Running midway from west to east through Goudy's allotment is the dry bed of a small creek, which carries water contingent only on the heaviest snows of winter. The Wapato Canal completely blocks this water way, but a gap has been left in the west, or near embankment for the purpose of permitting any possible flow of the creek to enter the canal. This of course allows the canal to empty into the dry bed, filling it to within a few hundred feet of Goudy's west line. This former dry depression, which Goudy always kept free from waste water, is thus converted into a veritable lagoon, unfordable and which in time will develop into a mosquito-breeding, willow-grown swamp.
Mr. Goudy irrigates his south forty acres from the Paiute Ditch, which was constructed by Indians under the supervision of James H. Wilbur, Agent, for the Paiute prisoners of war brought to the Yakima Reservation at the close of the Bannock uprising in 1878. The Paiutes running away, the ditch was turned over to the Yakimas by Agent Wilbur, and has been used by them unmolested during the intervening forty one years. Mr. Goudy built his own lateral more than a quarter of a century ago. This year, during the vital irrigating season of May, three several "ditch tenders" called upon him, ordering him not to use such a volume of water, although water was running waste down the main creek bed. The Indian refused to obey the injunction. It appeared to him that it was not enough that he had been despoiled of water for half of his ranch by a seemingly upheld thief, but the Government was now bent on ruining, or confiscating his remaining water supply. The danger point had been reached and the "ditch tenders" were afterwards conspicuous by their absence on the Goudy lateral. Perhaps the "tenders" had a vision of an outraged Indian with a Winchester near that same spot on a former occasion, when the foreman of the railroad construction gang suddenly realized that his health was in jeopardy should he insist too strenuously on entering Goudy's field before settlement of right of way damages.
SIMON GOUDY, Allottee
Robbed of His Medicine Valley Ditch Eleven Years Ago, 40 Acres of His Ranch, Where Once He Harvested 892 Sacks of Fine Wheat, Is Now, Thanks to Indian Bureau Efficiency, a Desert Waste of Drifting Sands and Useless Sage.

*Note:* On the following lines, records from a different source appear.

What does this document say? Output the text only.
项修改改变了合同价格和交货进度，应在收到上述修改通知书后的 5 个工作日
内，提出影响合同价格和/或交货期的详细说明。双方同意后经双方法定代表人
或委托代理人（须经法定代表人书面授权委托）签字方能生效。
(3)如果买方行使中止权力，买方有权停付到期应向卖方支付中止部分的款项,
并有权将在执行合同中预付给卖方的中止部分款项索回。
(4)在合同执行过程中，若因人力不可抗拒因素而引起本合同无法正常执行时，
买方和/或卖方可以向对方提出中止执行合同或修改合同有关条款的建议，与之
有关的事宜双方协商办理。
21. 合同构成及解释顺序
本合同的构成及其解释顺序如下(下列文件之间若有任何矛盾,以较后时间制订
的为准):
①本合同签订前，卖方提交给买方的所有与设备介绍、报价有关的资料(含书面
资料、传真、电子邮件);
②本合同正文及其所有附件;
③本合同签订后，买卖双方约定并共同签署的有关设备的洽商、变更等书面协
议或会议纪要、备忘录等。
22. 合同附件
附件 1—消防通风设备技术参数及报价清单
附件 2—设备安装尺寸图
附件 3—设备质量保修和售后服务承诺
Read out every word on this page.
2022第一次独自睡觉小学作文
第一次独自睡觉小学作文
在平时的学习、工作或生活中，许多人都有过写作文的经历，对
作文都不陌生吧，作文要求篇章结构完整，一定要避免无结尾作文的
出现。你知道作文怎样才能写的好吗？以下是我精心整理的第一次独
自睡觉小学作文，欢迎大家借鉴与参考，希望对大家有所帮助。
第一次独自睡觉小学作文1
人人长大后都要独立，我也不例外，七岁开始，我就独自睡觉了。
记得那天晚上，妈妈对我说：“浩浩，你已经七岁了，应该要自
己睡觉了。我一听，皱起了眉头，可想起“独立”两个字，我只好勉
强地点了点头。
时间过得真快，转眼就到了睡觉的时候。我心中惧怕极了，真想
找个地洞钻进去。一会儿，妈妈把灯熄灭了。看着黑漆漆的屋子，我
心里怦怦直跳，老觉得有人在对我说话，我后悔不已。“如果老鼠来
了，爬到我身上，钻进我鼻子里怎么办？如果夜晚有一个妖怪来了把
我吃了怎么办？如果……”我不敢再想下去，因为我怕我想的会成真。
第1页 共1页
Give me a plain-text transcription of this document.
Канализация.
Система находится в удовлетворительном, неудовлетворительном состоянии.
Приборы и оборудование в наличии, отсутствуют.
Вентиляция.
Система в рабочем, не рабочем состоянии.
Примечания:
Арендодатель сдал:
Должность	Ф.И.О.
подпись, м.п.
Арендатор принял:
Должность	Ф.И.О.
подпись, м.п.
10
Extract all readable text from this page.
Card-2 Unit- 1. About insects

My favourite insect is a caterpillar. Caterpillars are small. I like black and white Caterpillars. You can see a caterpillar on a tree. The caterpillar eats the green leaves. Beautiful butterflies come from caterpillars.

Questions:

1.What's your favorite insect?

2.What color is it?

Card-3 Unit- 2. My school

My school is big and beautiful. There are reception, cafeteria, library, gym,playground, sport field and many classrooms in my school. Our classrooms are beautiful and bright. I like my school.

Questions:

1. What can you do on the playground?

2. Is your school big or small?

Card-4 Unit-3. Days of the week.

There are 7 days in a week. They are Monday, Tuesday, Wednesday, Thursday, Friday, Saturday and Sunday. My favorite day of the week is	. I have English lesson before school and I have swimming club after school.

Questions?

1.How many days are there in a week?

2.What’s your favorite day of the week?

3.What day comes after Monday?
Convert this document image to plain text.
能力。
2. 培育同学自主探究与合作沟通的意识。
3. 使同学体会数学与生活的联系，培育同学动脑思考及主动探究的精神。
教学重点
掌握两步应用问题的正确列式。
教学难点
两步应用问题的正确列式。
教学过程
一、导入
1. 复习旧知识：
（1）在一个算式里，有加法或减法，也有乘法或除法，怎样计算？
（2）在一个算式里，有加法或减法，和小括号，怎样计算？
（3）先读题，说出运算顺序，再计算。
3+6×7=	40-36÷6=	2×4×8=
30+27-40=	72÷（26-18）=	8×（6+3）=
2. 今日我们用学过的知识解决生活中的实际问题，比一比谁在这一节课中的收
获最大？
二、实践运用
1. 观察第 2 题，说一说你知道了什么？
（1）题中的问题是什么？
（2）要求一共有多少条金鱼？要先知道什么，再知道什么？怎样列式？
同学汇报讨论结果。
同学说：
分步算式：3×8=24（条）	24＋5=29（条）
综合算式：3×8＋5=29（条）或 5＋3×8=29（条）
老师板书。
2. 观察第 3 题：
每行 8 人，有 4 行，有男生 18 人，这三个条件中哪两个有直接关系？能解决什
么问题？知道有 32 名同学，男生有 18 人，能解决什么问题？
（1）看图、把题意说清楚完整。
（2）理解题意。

As stated, Mr. Goudy has no outlet for his waste drainage, and about four acres of growing wheat and alfalfa became flooded in consequence. This he saved by cutting the canal bank, the overflow escaping through the vent. Earlier in the season and before irrigation, I had, at the instance of Mr. Goudy, called the attention of the Indian Service Engineer, Mr. L. M. Holt, to the fact that Mr. Goudy had not been provided with an outlet for his waste flow; and the reply was: "We do not expect him to have any waste water." It was not known at that time that an attempt would be made to curtail his Paiute source of water.